In the first half of this year, Korea's exchange-traded fund (ETF) market posted results surpassing last year as the semiconductor upcycle aligned with leverage effects. While products tracking broad indexes such as the KOSPI200 led last year, in the first half of this year, concentrated-investment products targeting the semiconductor value chain—led by artificial intelligence (AI) high-bandwidth memory (HBM)—dominated the market.
On the 1st, according to the Korea Exchange (KRX) information data system, among Korea's ETFs from Dec. 30 of last year to Jun. 30 of this year, Mirae Asset Global Investments' "TIGER 200IT Leverage" ranked first with a return of 781.50%.
This product, which ranked second last year with an annual return of 304.49%, widened its gains significantly in the first half of this year to take the top spot.
In the first half of this year, the leveraged ETF market was the sole stage for the semiconductor sector. As a tandem rally by Korea's large-cap IT and semiconductor stocks, including Samsung Electronics and SK hynix, continued, related products swept the top ranks.
The second-highest return was "KODEX Semiconductor Leverage," which surged 505.22% in the first half of this year. "TIGER Semiconductor TOP10 Leverage" also delivered a high return of 370.07%. Following were major index-type leveraged products such as "HANARO 200 Futures Leverage" (332.58%), "PLUS 200 Futures Leverage" (331.35%) and "TIGER Leverage" (330.68%), all posting strong results around 300%.

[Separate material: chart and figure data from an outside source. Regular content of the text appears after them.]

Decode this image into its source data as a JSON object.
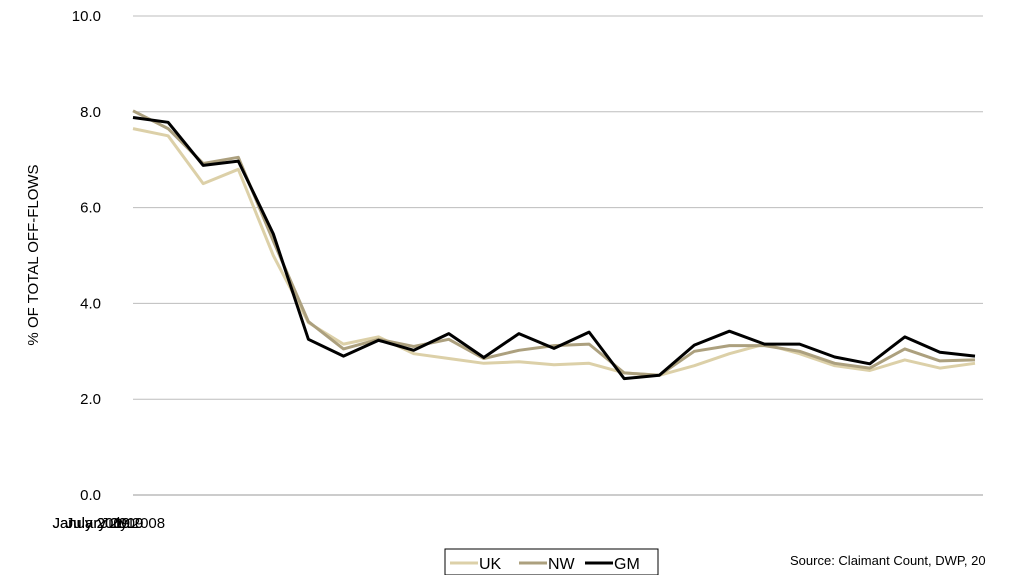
{
  "chart_data": {
    "type": "line",
    "x": [
      "July 2008",
      "Aug 2008",
      "Sep 2008",
      "Oct 2008",
      "Nov 2008",
      "Dec 2008",
      "Jan 2009",
      "Feb 2009",
      "Mar 2009",
      "Apr 2009",
      "May 2009",
      "Jun 2009",
      "Jul 2009",
      "Aug 2009",
      "Sep 2009",
      "Oct 2009",
      "Nov 2009",
      "Dec 2009",
      "Jan 2010",
      "Feb 2010",
      "Mar 2010",
      "Apr 2010",
      "May 2010",
      "Jun 2010",
      "Jul 2010"
    ],
    "x_tick_labels": [
      "July 2008",
      "January 2009",
      "July 2009",
      "January 2010",
      "July 2010"
    ],
    "ylabel": "% OF TOTAL OFF-FLOWS",
    "ylim": [
      0,
      10
    ],
    "yticks": [
      "0.0",
      "2.0",
      "4.0",
      "6.0",
      "8.0",
      "10.0"
    ],
    "grid": true,
    "legend_position": "bottom-center",
    "series": [
      {
        "name": "UK",
        "color": "#dcd0a8",
        "values": [
          7.65,
          7.5,
          6.5,
          6.8,
          5.0,
          3.6,
          3.15,
          3.3,
          2.95,
          2.85,
          2.75,
          2.78,
          2.72,
          2.75,
          2.55,
          2.5,
          2.7,
          2.95,
          3.15,
          2.95,
          2.7,
          2.6,
          2.82,
          2.65,
          2.75
        ]
      },
      {
        "name": "NW",
        "color": "#aca07e",
        "values": [
          8.02,
          7.65,
          6.92,
          7.05,
          5.3,
          3.62,
          3.05,
          3.25,
          3.1,
          3.25,
          2.85,
          3.02,
          3.12,
          3.15,
          2.55,
          2.5,
          3.0,
          3.12,
          3.12,
          3.0,
          2.75,
          2.65,
          3.05,
          2.8,
          2.82
        ]
      },
      {
        "name": "GM",
        "color": "#000000",
        "values": [
          7.88,
          7.78,
          6.88,
          6.97,
          5.45,
          3.25,
          2.9,
          3.23,
          3.02,
          3.37,
          2.87,
          3.37,
          3.06,
          3.4,
          2.43,
          2.5,
          3.13,
          3.42,
          3.15,
          3.15,
          2.88,
          2.74,
          3.3,
          2.98,
          2.9
        ]
      }
    ]
  },
  "source_text": "Source: Claimant Count, DWP, 20"
}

Even in the plain ETF market without applying a multiple (2x), semiconductor strength was clear. "HANARO Fn K-Semiconductor" rose 291.12% in the first half of this year to rank first among plain products.
In particular, HBM-related products at the center of the AI semiconductor boom stood out. "PLUS Global HBM Semiconductor" rose 243.18% to take second place.
Also, products investing in detailed value chains within the semiconductor ecosystem, such as "KODEX AI Semiconductor TOP2 Plus" (225.54%), "IBK K-AI Semiconductor Core Tech" (223.09%), "WON Semiconductor Value Chain Active" (212.76%) and "UNICORN SK hynix Value Chain Active" (209.86%), were positioned in the top ranks.
In the asset management industry, the view was that the first-half ETF market saw liquidity concentrate in the semiconductor sector as the AI industry came to the fore. Analysis said return gaps appeared depending on whether investors chose leveraged or value-chain-concentrated products within the semiconductor sector.
An official at a domestic asset management firm said, "If last year's ETF market saw both semiconductors/IT and indexes draw attention, the first half of this year shows a focus on semiconductors/IT as the sole top."
Experts projected that in the second half, earnings improvement will still center on corporations in the AI value chain.
Lim Eun-hye, a Samsung Securities analyst, said, "Based on economic strength and better earnings, confidence in 'AI exceptionalism' in the ETF market will strengthen further in the second half," adding, "Investment in the 'AI value chain,' which connects semiconductors, software and infrastructure, still needs to be maintained firmly."
Lim added, "As a diversified international order and hegemonic competition intensify, investment and interest will focus on energy security and the defense industry in the second half," noting, "From a policy momentum perspective, we should pay attention to key export corporations and seek investment opportunities using active ETFs that aim for excess return over the market."